Snake in a roof: It's raining baby pythons | News.com.au


----------



## JrFear (Nov 12, 2012)

6m snake lol


----------



## thomasssss (Nov 12, 2012)

he measured the skin so thinks its 6 meter hmmm someone should tell him that skins are always longer than the actual snake 

at least he isnt bothered by it though thats a good thing 

- - - Updated - - -

he measured the skin so thinks its 6 meter hmmm someone should tell him that skins are always longer than the actual snake 

at least he isnt bothered by it though thats a good thing


----------



## Tobe404 (Nov 12, 2012)

Probably not even 6m.


----------



## Stuart (Nov 12, 2012)

I think that tape measure needs calibration...


----------



## disintegratus (Nov 12, 2012)

I don't care how long he thinks it is.
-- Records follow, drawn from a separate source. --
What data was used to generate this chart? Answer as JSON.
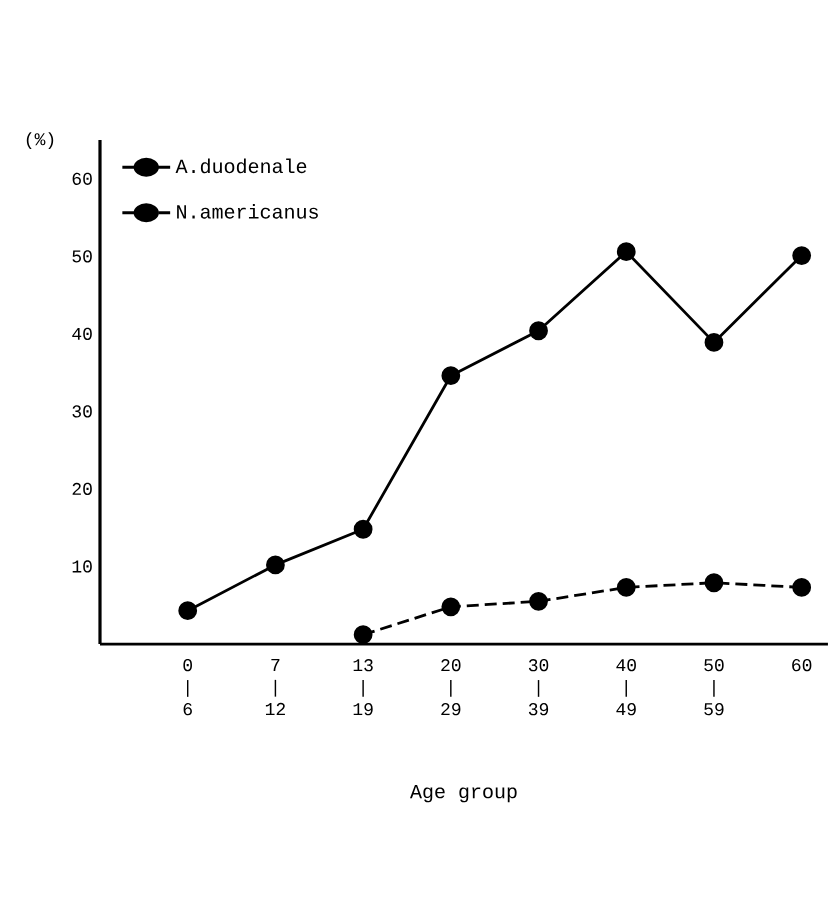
{
  "chart_data": {
    "type": "line",
    "ylabel": "(%)",
    "xlabel": "Age group",
    "categories": [
      "0 | 6",
      "7 | 12",
      "13 | 19",
      "20 | 29",
      "30 | 39",
      "40 | 49",
      "50 | 59",
      "60"
    ],
    "series": [
      {
        "name": "A.duodenale",
        "color": "#000000",
        "line_style": "solid",
        "values": [
          4.3,
          10.2,
          14.8,
          34.6,
          40.4,
          50.6,
          38.9,
          50.1
        ]
      },
      {
        "name": "N.americanus",
        "color": "#000000",
        "line_style": "dashed",
        "values": [
          null,
          null,
          1.2,
          4.8,
          5.5,
          7.3,
          7.9,
          7.3
        ]
      }
    ],
    "ylim": [
      0,
      65
    ],
    "yticks": [
      10,
      20,
      30,
      40,
      50,
      60
    ],
    "marker": "circle",
    "legend": "top left",
    "grid": false
  }
}
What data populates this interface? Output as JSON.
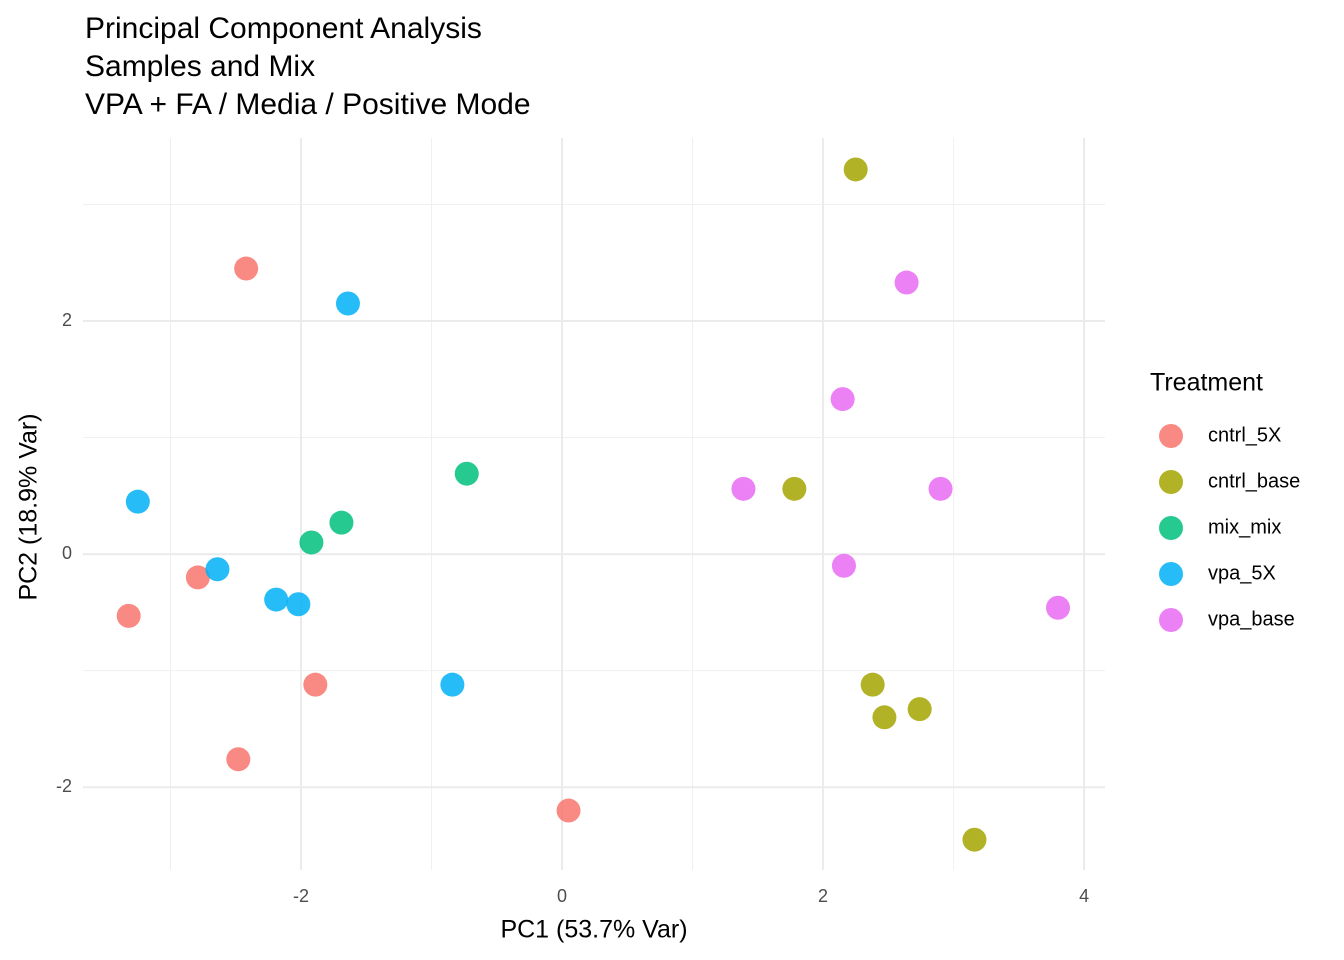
{
  "chart_data": {
    "type": "scatter",
    "title": [
      "Principal Component Analysis",
      "Samples and Mix",
      "VPA + FA / Media / Positive Mode"
    ],
    "x_label": "PC1 (53.7% Var)",
    "y_label": "PC2 (18.9% Var)",
    "legend_title": "Treatment",
    "legend_position": "right",
    "xlim": [
      -3.67,
      4.16
    ],
    "ylim": [
      -2.71,
      3.57
    ],
    "xticks": [
      -2,
      0,
      2,
      4
    ],
    "yticks": [
      -2,
      0,
      2
    ],
    "grid": true,
    "minor_grid": true,
    "series": [
      {
        "name": "cntrl_5X",
        "color": "#F8766D",
        "x": [
          -2.42,
          -3.32,
          -2.79,
          -1.89,
          -2.48,
          0.05
        ],
        "values": [
          2.45,
          -0.53,
          -0.2,
          -1.12,
          -1.76,
          -2.2
        ]
      },
      {
        "name": "cntrl_base",
        "color": "#A3A500",
        "x": [
          2.25,
          1.78,
          2.38,
          2.47,
          2.74,
          3.16
        ],
        "values": [
          3.3,
          0.56,
          -1.12,
          -1.4,
          -1.33,
          -2.45
        ]
      },
      {
        "name": "mix_mix",
        "color": "#00BF7D",
        "x": [
          -0.73,
          -1.69,
          -1.92
        ],
        "values": [
          0.69,
          0.27,
          0.1
        ]
      },
      {
        "name": "vpa_5X",
        "color": "#00B0F6",
        "x": [
          -1.64,
          -3.25,
          -2.64,
          -2.19,
          -2.02,
          -0.84
        ],
        "values": [
          2.15,
          0.45,
          -0.13,
          -0.39,
          -0.43,
          -1.12
        ]
      },
      {
        "name": "vpa_base",
        "color": "#E76BF3",
        "x": [
          2.64,
          2.15,
          1.39,
          2.9,
          2.16,
          3.8
        ],
        "values": [
          2.33,
          1.33,
          0.56,
          0.56,
          -0.1,
          -0.46
        ]
      }
    ]
  }
}
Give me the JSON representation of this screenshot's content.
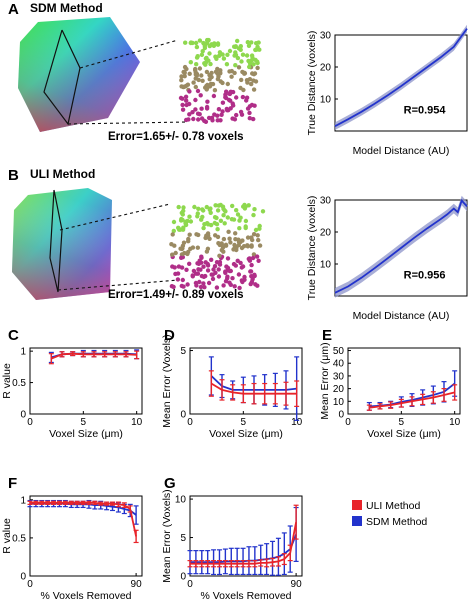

He lets it live in his roof and have babies there without getting his shovel.


----------



## BIGBANG (Nov 12, 2012)

even tho the snake is not going to be 6m with the streth of the skin its still gunna be a bloody big snake


----------



## Reptilez123 (Nov 12, 2012)

im just wondering the amount of poop thats in the roof


----------



## Emilie (Nov 12, 2012)

Even if skin is a shed the snake surely holds some size to it. Tought about 25% less should be correct so still a good 4.5 meters then


----------



## Hamalicious (Nov 12, 2012)

The snake would still have to be 4.5 - 5m minimum. Thats a big snake. Good on him for not grabbing the shovel. Definitely jealous.


----------



## saintanger (Nov 12, 2012)

good on him, i bet he does not have a rat/ mice problem.


----------